In climbing into the lions' den, he is following a tradition begun – involuntarily – by the prophet Daniel some time after 600BC. It was upheld by, among others, Harold Davidson, the defrocked rector of Stiffkey in Norfolk, who in the 1930s was reduced to making a living by preaching from a lion's cage in Skegness – an engagement that ended abruptly after he trod on a lioness's tail. (John Walsh told the story more fully in his novel Sunday at the Cross Bones.)
But in the past half-century or so, our attitude to lions has undergone a sea change. They have always been labelled "noble", but admiration for their supposed virtues has been tempered by suspicion and fear.
In his too little-known book Zoo, written in 1938, Louis MacNeice characterised the heavily barred cages of the Lion House at London Zoo as embodying an authentic impression of the big cat as enemy and victim. (You can glimpse what he is talking about in Carol Reed's film The Fallen Idol.) The lion as victim we can still grasp: any zoo, any television wildlife programme will tell you how terrifyingly endangered they are.

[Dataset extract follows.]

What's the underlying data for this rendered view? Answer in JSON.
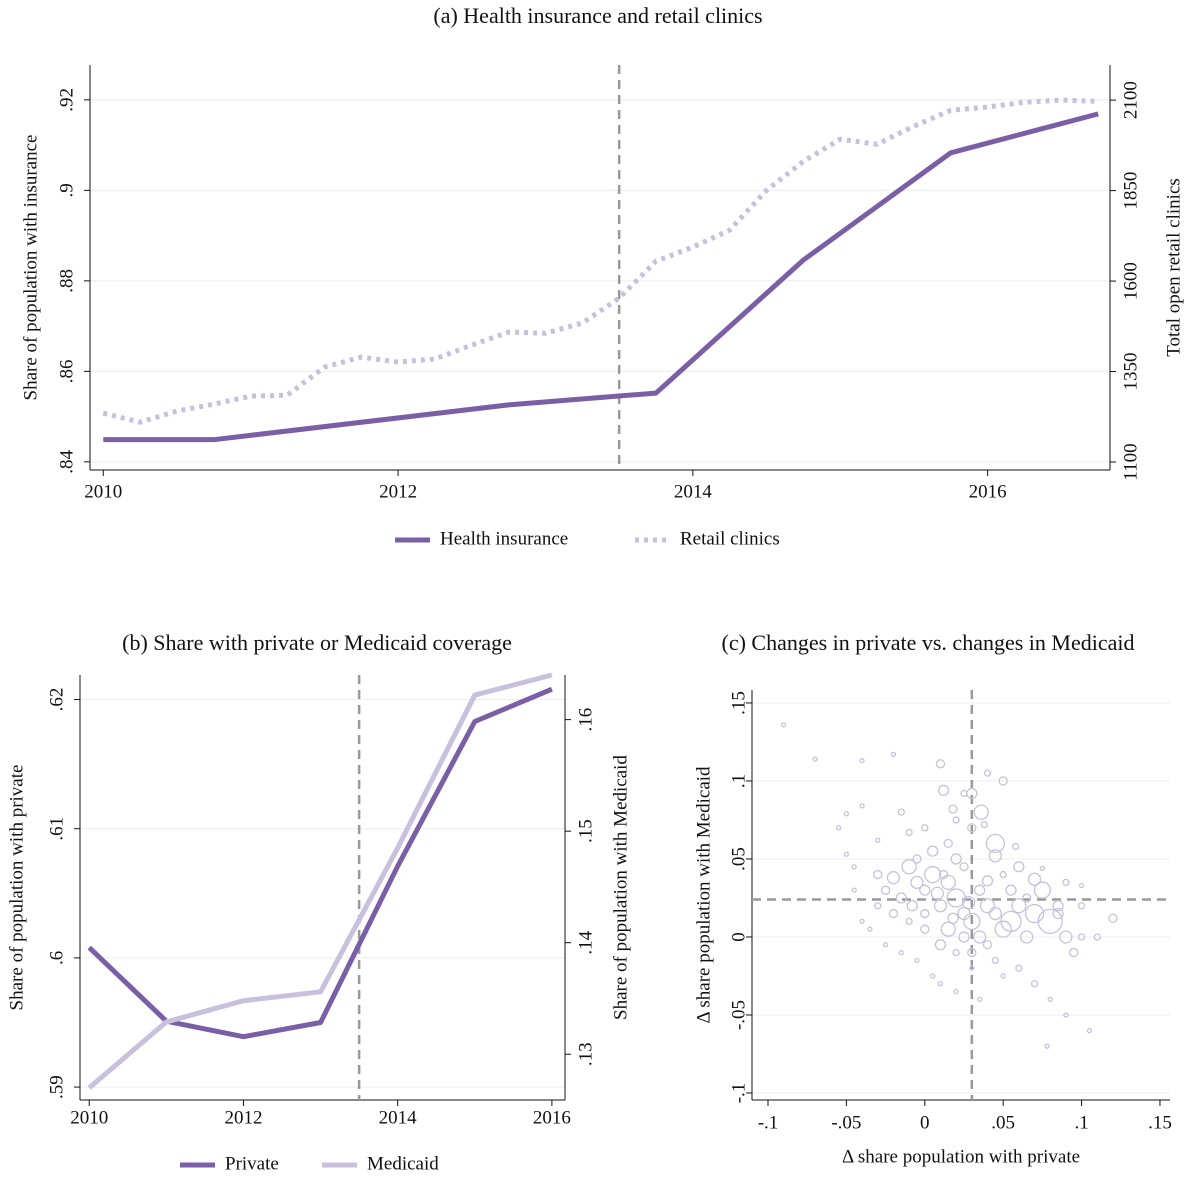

But we're in danger of forgetting that the lion can be a threat – a process aided by the unbarred but cramped Lion Terraces at London Zoo, which reduces them to overweight pussy cats. Lions are becoming cuddly: just look at the YouTube popularity of Anthony Bourke and John Rendall's heartwarming but atypical reunion with the lion they had raised as a pet then released into the wild. That shift is tragic, stripping the lion of a dignity it deserves: there's a reason why the collective noun is "pride". It could also be tragic in other ways: and let's hope Alexander Pylyshenko doesn't stumble across one of them in the next five weeks.